Last week I finished designing the final part of the BPU. Now it's time to connect everything together. It will not be as easy as it sounds, as there are still some small problems to resolve.
This is the arrangement of parts of the BPU in Logisim I designed a long time ago. You could see it in the github repo inside the Logisim file. Connecting up the BPU is initially straightdorward, as it starts with putting all the parts in their places and connecting them to the data lines.
Next step consists of adding all the other inputs and outputs needed for operation: control signals that go outside the BPU (
NEG), clock, reset, load from ROM,
=0 input signal and the I/O argument line.
Before connecting all the signals, there is an issue with the clock input that needs resolving.

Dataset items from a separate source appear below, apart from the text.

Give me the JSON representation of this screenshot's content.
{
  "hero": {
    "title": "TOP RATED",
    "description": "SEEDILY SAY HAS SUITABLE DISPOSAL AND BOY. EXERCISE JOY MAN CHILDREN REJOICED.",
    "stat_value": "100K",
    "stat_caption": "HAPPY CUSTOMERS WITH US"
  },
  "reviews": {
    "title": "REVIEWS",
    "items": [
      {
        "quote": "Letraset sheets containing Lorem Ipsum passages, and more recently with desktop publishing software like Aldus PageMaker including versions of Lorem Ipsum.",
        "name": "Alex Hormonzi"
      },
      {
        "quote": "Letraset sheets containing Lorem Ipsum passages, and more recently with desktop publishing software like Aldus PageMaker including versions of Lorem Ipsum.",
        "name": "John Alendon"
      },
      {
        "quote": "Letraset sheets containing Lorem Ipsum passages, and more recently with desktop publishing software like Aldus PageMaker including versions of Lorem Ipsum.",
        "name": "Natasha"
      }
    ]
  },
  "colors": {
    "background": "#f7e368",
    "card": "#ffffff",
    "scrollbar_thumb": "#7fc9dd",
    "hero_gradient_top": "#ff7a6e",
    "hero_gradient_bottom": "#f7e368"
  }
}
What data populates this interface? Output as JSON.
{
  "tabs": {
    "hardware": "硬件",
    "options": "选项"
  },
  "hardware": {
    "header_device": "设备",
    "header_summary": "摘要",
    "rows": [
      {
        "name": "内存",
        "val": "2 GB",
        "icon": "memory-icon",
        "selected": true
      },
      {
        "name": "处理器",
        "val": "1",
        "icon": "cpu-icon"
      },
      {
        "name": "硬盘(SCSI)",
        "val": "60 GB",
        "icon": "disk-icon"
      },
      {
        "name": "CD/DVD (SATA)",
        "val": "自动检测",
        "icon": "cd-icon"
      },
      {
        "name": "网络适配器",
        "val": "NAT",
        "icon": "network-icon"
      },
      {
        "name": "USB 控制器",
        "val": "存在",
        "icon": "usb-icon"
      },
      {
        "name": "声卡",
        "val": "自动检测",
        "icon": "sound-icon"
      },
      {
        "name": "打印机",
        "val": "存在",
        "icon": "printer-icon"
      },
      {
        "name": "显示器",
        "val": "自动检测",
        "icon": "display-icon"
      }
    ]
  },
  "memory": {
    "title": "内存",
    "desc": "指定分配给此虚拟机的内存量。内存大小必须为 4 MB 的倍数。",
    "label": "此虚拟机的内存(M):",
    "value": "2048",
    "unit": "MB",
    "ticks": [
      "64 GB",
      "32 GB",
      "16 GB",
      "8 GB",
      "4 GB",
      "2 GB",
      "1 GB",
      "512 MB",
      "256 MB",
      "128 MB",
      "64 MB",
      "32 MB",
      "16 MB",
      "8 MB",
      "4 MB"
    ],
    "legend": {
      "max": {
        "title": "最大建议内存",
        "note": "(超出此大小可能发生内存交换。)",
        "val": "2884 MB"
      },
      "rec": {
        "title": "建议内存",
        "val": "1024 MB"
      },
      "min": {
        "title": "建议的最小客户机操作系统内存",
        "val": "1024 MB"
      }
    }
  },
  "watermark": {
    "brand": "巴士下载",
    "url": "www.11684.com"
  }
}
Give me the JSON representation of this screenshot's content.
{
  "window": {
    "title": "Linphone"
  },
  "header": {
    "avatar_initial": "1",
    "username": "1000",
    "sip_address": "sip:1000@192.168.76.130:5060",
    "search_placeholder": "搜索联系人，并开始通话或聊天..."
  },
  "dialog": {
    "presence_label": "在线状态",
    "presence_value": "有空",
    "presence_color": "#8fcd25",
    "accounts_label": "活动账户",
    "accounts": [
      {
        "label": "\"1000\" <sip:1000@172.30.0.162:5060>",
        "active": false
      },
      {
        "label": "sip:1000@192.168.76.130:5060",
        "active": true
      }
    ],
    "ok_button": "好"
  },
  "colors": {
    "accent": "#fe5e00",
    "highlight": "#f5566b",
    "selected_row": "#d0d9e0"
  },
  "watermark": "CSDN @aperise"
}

The BPU should be able to stop itself in order to wait for input/output and the I/O devices should be able to resume the BPU. The simplest way to stop operations is to stop the clock after it's falling edge, and that's what I will use in the BPU.
The clock should be tied low if the
I/O signal is on, unless a new external
Resume signal is on. This creates the following boolean function:
Clock AND (Resume OR NOT I/O)
Which can be added to the Logisim design.
If you think this image looks a bit crowded then brace yourself, because now it's finally time to connect all signals. If you're trying to replicate my work by yourself, make sure everything you've done up to this point is debugged to perfection and back your project up. No matter how hard you try, the BPU will look like a twisted mess of wires after this step. If you get the signals messed up it's sometimes easier to get back to the backup and rewire everything again. You have been warned.
This is the general layout of the brainfuck computer in Logisim. The Data Bus is split in two parts due to the fact that Logisim can't handle input and output on the same pin, but they are connected inside the BPU so they should both carry the same data. The 5-bit I/O bus would be used if there were more I/O devices or if they were more complex, but it won't be used in this case.
After inserting the parts I noticed right away that some signals don't match: I/O devices have their respective enable signals, but the BPU only has general I/O enable signal and I/O direction select. Fortunately they are easy to convert from one to the other: input enable is on when I/O enable is on and the direction is 0, and output enable is on when I/O enable is on and the direction is 1. Another minor issue is having two
Resume signals feed into one input on the BPU, but that's easily fixed with an
Now all the parts are ready to be connected. Again, it's extremely important to have each and every part troroughly debugged and the project backed up because after connecting the signals debugging gets much harder.
And there you have it, ladies and gentlemen, a finished and working brainfuck computer. Now it's time to program this beauty and maybe add some more advanced I/O devices. Base Logisim offers a LED matrix, a TTY terminal and a keyboard interface, which is not far from a basic old-fashioned computer. Nevertheless this is the end of the base BPU series. Thanks for reading and hopefully see you again in future posts!